A new report predicts that 18 U.S. states will have legalized recreational marijuana in the next five years, a huge increase from the four states that currently have or are in the process of creating legal markets for pot.
The report, set to be released in February from ArcView Market Research, a firm that pairs investors with marijuana-related businesses, was sponsored by marijuana-industry groups and has a prolegalization tone. But their prediction is not simply self-serving optimism. The map below shows the states where ArcView’s researchers believe recreational pot shops will open their doors:
The map has a lot of overlap with the places where the Marijuana Policy Project (MPP), the group that helped launch legal weed in Colorado, already has workers on the ground in preparation for legalization votes over the next two years. Yet MPP is a bit more cautious in its outlook: the group believes 12 states could join Colorado, Washington, Oregon and Alaska in allowing recreational pot by 2017. Unlike ArcView (whose executive director sits on MPP’s board), they’re not banking on legalization taking root in Montana, New Jersey or Connecticut over the next few years, according to spokesperson Morgan Fox. He says they’re concentrating current efforts in Arizona, California, Maine, Massachusetts and Nevada. They see Texas — yes, Texas —as an outside possibility.
In the report, ArcView claims that “2014 will be remembered as a year when … a sense of inevitability about national legalization became conventional wisdom among elected officials and the general public.” But the issue and the mood of the electorate are far from settled. In November, Gallup released a poll showing that a majority of Americans favor legalization. But it’s a slim majority of 51%, down from 58% in 2013, with many conservatives still balking at the idea.
As with so many other political issues, the speed at which states legalize marijuana is going to be affected by the rate at which donors are willing to pour money into elections and lobbying. In 2014, casino magnate Sheldon Adelson proved that there is a Republican with deep pockets willing to spend big to fight against legalization. In Florida’s midterm election, voters considered an amendment to legalize medical marijuana, and Adelson shelled out at least $5.5 million to defeat the measure. It failed by a 2% margin, just shy of the 60% required to pass.

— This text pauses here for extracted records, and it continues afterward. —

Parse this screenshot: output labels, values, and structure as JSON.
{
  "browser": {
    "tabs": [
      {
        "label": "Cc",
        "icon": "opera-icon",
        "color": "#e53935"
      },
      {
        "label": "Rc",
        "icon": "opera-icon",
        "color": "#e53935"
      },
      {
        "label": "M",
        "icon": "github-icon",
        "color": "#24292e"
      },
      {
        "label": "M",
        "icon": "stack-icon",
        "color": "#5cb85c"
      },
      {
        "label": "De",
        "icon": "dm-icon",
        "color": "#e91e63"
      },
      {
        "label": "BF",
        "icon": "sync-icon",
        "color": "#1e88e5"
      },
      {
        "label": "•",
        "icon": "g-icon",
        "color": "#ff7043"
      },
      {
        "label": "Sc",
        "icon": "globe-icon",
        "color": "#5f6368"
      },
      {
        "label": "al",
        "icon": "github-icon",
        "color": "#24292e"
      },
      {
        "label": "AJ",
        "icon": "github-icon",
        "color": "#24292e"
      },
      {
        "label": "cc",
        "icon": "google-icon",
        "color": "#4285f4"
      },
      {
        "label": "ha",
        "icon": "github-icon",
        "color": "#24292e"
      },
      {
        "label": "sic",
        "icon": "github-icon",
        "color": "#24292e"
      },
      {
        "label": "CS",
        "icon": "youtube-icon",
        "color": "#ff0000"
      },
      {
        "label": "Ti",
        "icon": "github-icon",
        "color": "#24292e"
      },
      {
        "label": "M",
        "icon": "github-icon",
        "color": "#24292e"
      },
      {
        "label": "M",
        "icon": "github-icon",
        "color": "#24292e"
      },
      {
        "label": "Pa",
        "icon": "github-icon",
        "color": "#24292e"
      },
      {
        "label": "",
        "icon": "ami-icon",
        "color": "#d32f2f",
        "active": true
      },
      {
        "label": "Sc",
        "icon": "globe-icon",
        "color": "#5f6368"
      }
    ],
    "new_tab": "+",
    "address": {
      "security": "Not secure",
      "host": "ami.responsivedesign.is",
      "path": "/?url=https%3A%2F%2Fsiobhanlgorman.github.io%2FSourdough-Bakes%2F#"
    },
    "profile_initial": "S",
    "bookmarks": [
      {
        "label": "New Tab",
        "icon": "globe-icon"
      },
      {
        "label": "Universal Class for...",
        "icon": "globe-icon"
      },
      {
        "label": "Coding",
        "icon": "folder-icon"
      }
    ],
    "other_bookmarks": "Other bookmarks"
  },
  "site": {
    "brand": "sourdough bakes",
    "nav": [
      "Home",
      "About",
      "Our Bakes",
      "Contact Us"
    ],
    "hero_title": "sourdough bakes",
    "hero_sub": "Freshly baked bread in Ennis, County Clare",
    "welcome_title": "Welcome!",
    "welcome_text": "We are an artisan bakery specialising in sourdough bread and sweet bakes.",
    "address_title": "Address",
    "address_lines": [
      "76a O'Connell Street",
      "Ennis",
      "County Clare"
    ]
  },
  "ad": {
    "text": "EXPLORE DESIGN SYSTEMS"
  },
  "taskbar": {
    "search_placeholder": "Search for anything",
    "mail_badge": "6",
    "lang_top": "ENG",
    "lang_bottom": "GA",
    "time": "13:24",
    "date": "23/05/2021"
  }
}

Meanwhile, legalization advocates have lost stalwart funders like Peter Lewis, the chairman of Progressive Insurance who died in 2013. By one estimate, he had spent $40 on legalization efforts since the 1980s. His allies have been scrambling to fill the funding hole left by Lewis. In Florida, the effort to legalize medical marijuana was largely bankrolled by one man, personal-injury lawyer John Morgan, who was behind about $4 million in funds. He has vowed to try again in 2016, but legalization advocates fighting for reform in other states can’t necessarily count on his support. MPP’s Mason Tvert says that while money is obviously important for their cause, “there’s no one individual who is going to be responsible for passing these measures.”
Two other factors will be key to determining if the above map proves accurate: whether the federal government continues to keep its distance from state experiments with legalization (which remain illegal under federal law), and whether states with existing legal markets encounter any major problems.
In Colorado, for example, parties are gearing up for a political fight over edibles, which have led to children who accidentally ingested them being hospitalized. One of those groups is Smart Colorado, which includes parents concerned about the pace at which marijuana laws have been liberalized. “We’re looking out for public safety and our kids,” founder Gina Carbone told TIME in an earlier interview about edibles regulations, “not just expanding this huge market.” According to the new report, legal weed yielded $2.7 billion in retail and wholesale sales in 2014.
Tvert says there’s also the possibility of an “unexpected event” that could thwart or boost their cause, like an endorsement from a major, mainstream celebrity or a high-profile incident that could set the movement back. “A big part of this is really optics,” he says.